I've been stuck trying to explicitly prove the following two inequality concerning the lowest common multiple:
$${\frac { \left( \min \left( x,y \right) \right) ^{z}}{z!}}\lt (lcm(x,y))^{z}\leq\frac{1}{2}\, \left( \max \left( x,y \right) \right) ^{z}({x}^{z}+{y}^{z}) \quad \, \forall x,y,z \in \mathbb N \,\backslash {\{1}\}$$
Which is supported by the truth value of the inequality:
$$ \frac{1}{2} \left( {x}^{z}+{y}^{z} \right) \left( \max \left( x,y \right) \right) ^{z}- \left( lcm(x,y) \right) ^{z}-{\frac { \left( \min \left( x,y \right) \right) ^{z}}{z!}}+\frac{1}{2} \geq 0 $$
$$\forall x,y,z \in \mathbb N$$
The first inequality is clear, since $lcm(x,y)\geq \min(x,y)$ and $z! > 1$.

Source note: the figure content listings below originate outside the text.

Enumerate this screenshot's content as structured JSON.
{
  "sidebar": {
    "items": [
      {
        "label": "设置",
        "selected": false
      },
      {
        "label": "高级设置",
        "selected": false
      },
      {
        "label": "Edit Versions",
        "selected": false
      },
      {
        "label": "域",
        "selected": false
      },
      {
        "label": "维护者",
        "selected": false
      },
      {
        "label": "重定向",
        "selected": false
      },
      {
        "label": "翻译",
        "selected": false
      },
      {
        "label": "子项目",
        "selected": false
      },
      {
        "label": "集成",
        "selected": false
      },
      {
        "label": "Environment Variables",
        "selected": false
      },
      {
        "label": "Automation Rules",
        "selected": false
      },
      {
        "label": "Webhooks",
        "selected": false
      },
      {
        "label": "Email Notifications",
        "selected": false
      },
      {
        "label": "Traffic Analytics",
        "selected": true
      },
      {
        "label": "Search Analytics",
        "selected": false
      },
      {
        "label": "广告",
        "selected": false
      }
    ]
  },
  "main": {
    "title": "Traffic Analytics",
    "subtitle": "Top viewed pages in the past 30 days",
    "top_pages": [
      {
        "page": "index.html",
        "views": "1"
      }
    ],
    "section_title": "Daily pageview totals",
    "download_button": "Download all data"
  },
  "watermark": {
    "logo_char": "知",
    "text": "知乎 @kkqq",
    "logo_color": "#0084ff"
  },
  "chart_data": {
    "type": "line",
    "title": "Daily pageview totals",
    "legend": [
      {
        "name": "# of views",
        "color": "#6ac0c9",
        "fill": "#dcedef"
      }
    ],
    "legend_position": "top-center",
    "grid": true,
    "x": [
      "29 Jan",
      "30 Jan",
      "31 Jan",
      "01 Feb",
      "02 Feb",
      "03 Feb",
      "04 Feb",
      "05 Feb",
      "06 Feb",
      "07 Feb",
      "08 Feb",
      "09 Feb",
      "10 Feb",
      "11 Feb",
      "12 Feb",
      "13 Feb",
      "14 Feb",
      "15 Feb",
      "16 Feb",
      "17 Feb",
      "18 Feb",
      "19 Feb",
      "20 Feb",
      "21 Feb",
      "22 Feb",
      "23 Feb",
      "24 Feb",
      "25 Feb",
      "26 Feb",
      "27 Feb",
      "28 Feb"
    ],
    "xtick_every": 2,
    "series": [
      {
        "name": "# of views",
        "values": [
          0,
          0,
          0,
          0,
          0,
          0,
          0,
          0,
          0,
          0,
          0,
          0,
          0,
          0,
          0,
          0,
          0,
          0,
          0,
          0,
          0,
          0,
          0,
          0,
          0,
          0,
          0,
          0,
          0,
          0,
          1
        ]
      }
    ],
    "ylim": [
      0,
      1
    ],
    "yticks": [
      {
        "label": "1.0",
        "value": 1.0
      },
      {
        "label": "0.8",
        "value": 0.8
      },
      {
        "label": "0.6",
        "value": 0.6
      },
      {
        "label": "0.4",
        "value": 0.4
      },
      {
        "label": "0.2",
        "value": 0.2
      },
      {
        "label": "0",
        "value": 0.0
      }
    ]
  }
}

For the second, notice that both $x \max(x,y)$ and $y \max(x,y)$ are $\geq lcm(x,y)$ since, $lcm(x,y)\leq xy$, so
$$\frac{1}{2}\, \left( \max \left( x,y \right) \right) ^{z}({x}^{z}+{y}^{z}) \\ = \frac{1}{2} \left( ({x\max \left( x,y \right)})^{z}+({y\max \left( x,y \right)})^{z} \right) \\ \geq \frac{1}{2} (lcm(x, y)^z + lcm(x,y)^z) \\ = lcm(x,y)^z $$